AI Safety

A CEFR-Inspired Classification Framework with Fuzzy C-Means To Automate Assessment of Programming Skills in Scratch

New AI system classifies programming skills into CEFR levels, revealing a major 'B2 bottleneck' for learners.

Deep Dive

A team of researchers led by Ricardo Hidalgo-Aragón and Jesús M. González-Barahona has published a novel AI framework designed to automate the large-scale assessment of programming skills. The system applies a machine learning technique called Fuzzy C-Means clustering to analyze over 2 million Scratch projects from the Dr. Scratch platform. Its core innovation is mapping the resulting clusters to the established Common European Framework of Reference (CEFR) for languages, creating universal A1 to C2 proficiency levels for computational thinking. This provides a standardized, transparent metric for schools and edtech platforms.

Beyond simple classification, the framework introduces enhanced metrics that identify learners in transitional states between levels, enabling continuous progress tracking. It also quantifies classification certainty, allowing the system to balance automated feedback with triggers for human instructor review. The analysis of the massive dataset uncovered significant insights into systemic learning gaps, most notably a 'B2 bottleneck.' Only 13.3% of learners reside at this intermediate level, with progression hindered by the cognitive load of integrating advanced concepts like Logic Synchronization and Data Representation.

The paper, accepted at the CSEDU 2026 conference, positions this framework as a solution for the growing need of schools and training platforms to assess programming proficiency reproducibly and at scale.
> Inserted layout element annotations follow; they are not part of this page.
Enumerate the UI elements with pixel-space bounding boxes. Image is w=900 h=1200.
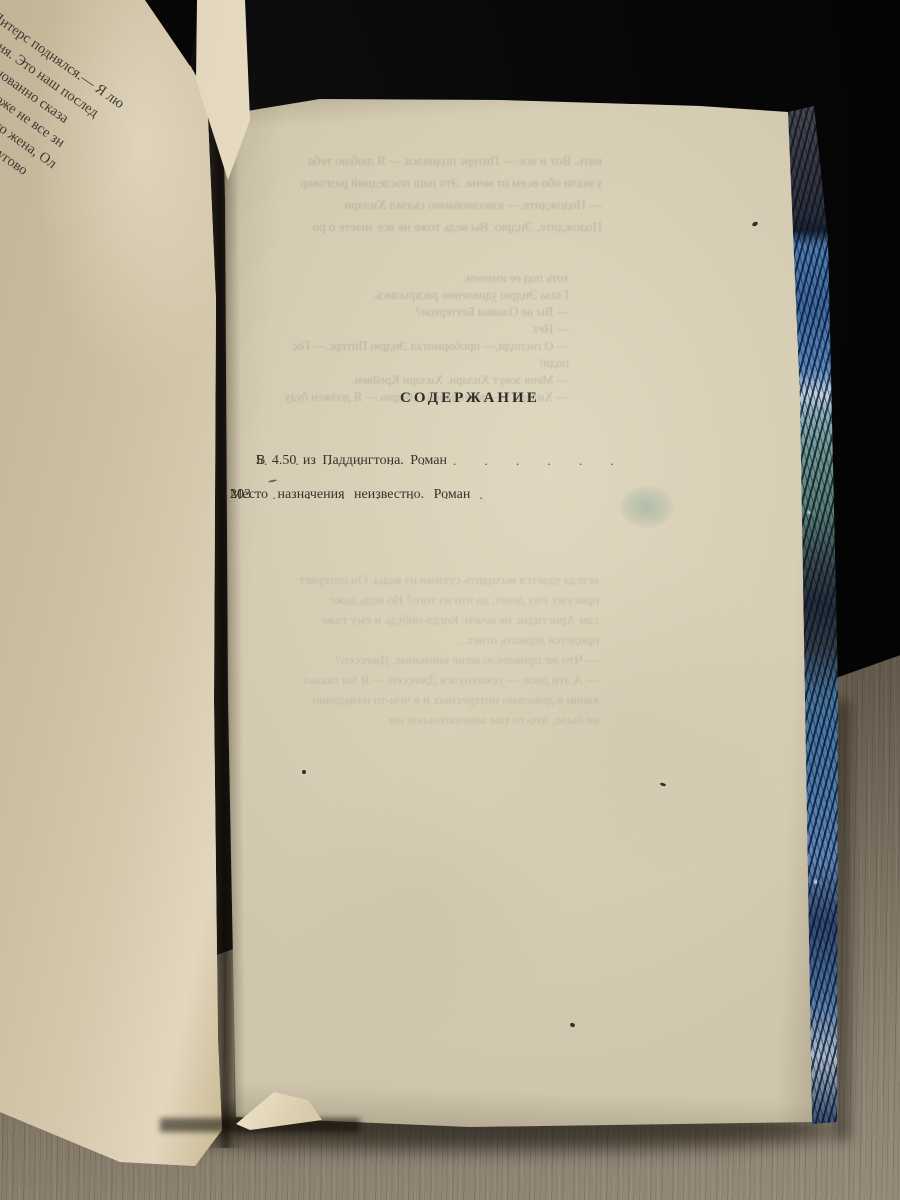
stain-mark: [620, 486, 674, 528]
show-through-line: вании в довольно интересных и в чем-то н…: [245, 690, 599, 710]
show-through-line: — А эти двое,— усмехнулся Джессеп.— Я бы…: [245, 670, 599, 690]
toc-leader-dots: . . . . . . . . . . . .: [264, 453, 625, 469]
show-through-text: хоть под ее именем.Глаза Эндрю удивленно…: [333, 270, 569, 406]
show-through-line: — Вы не Оливия Беттертон?: [333, 304, 569, 321]
show-through-line: — Нет.: [333, 321, 569, 338]
show-through-line: поди!: [333, 355, 569, 372]
ink-speck: [660, 782, 667, 787]
contents-heading: СОДЕРЖАНИЕ: [400, 390, 540, 407]
contents-page: нять. Вот и все.— Питерс поднялся.— Я лю…: [222, 94, 814, 1134]
show-through-line: придется держать ответ...: [245, 630, 599, 650]
toc-leader-dots: . . . . . . . .: [238, 487, 494, 503]
show-through-line: хоть под ее именем.: [333, 270, 569, 287]
show-through-line: узнали обо всем от меня. Это наш последн…: [250, 172, 602, 194]
ink-speck: [268, 479, 277, 483]
show-through-line: Глаза Эндрю удивленно раскрылись.: [333, 287, 569, 304]
show-through-line: присужу ему денег, да что из того? Но ве…: [245, 590, 599, 610]
show-through-line: — Меня зовут Хилари. Хилари Крейвен.: [333, 372, 569, 389]
show-through-line: Подождите, Эндрю. Вы ведь тоже не все зн…: [250, 216, 602, 238]
toc-page-number: 5: [256, 453, 263, 469]
show-through-line: всегда удается выходить сухими из воды. …: [245, 570, 599, 590]
ink-speck: [751, 221, 758, 227]
show-through-text: нять. Вот и все.— Питерс поднялся.— Я лю…: [250, 150, 602, 238]
show-through-line: сам Аристидис не вечен. Когда-нибудь и е…: [245, 610, 599, 630]
show-through-line: — О господи,— пробормотал Эндрю Питерс.—…: [333, 338, 569, 355]
show-through-line: не было, что-то там замечательное им: [245, 710, 599, 730]
ink-speck: [569, 1022, 575, 1028]
show-through-text: всегда удается выходить сухими из воды. …: [245, 570, 599, 730]
show-through-line: — Подождите,— взволнованно сказал Хилари: [250, 194, 602, 216]
show-through-line: — Что же привлекло ваше внимание, Джессе…: [245, 650, 599, 670]
ink-speck: [302, 770, 306, 774]
show-through-line: нять. Вот и все.— Питерс поднялся.— Я лю…: [250, 150, 602, 172]
book-photo-scene: нять. Вот и все.— Питерс поднялся.— Я лю…: [0, 0, 900, 1200]
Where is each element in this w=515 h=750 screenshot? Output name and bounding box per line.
By providing actionable, data-driven insights into curriculum effectiveness and individual learner pathways, it moves beyond simple grading to support personalized education. The methodology bridges the fields of AI, machine learning, and software engineering education, offering a model that could be adapted for assessing skills in other block-based or even text-based programming environments.

Key Points
  • Applies Fuzzy C-Means clustering to automatically classify 2,008,246 Scratch projects into CEFR skill levels (A1-C2).
  • Reveals a 'B2 bottleneck' where only 13.3% of learners progress, pinpointing Logic Synchronization and Data Representation as key hurdles.
  • Provides certainty-based triggers for human intervention, balancing scalable automated assessment with necessary instructor review.

Why It Matters

Enables scalable, personalized programming education by automatically diagnosing skill levels and systemic curriculum gaps with data.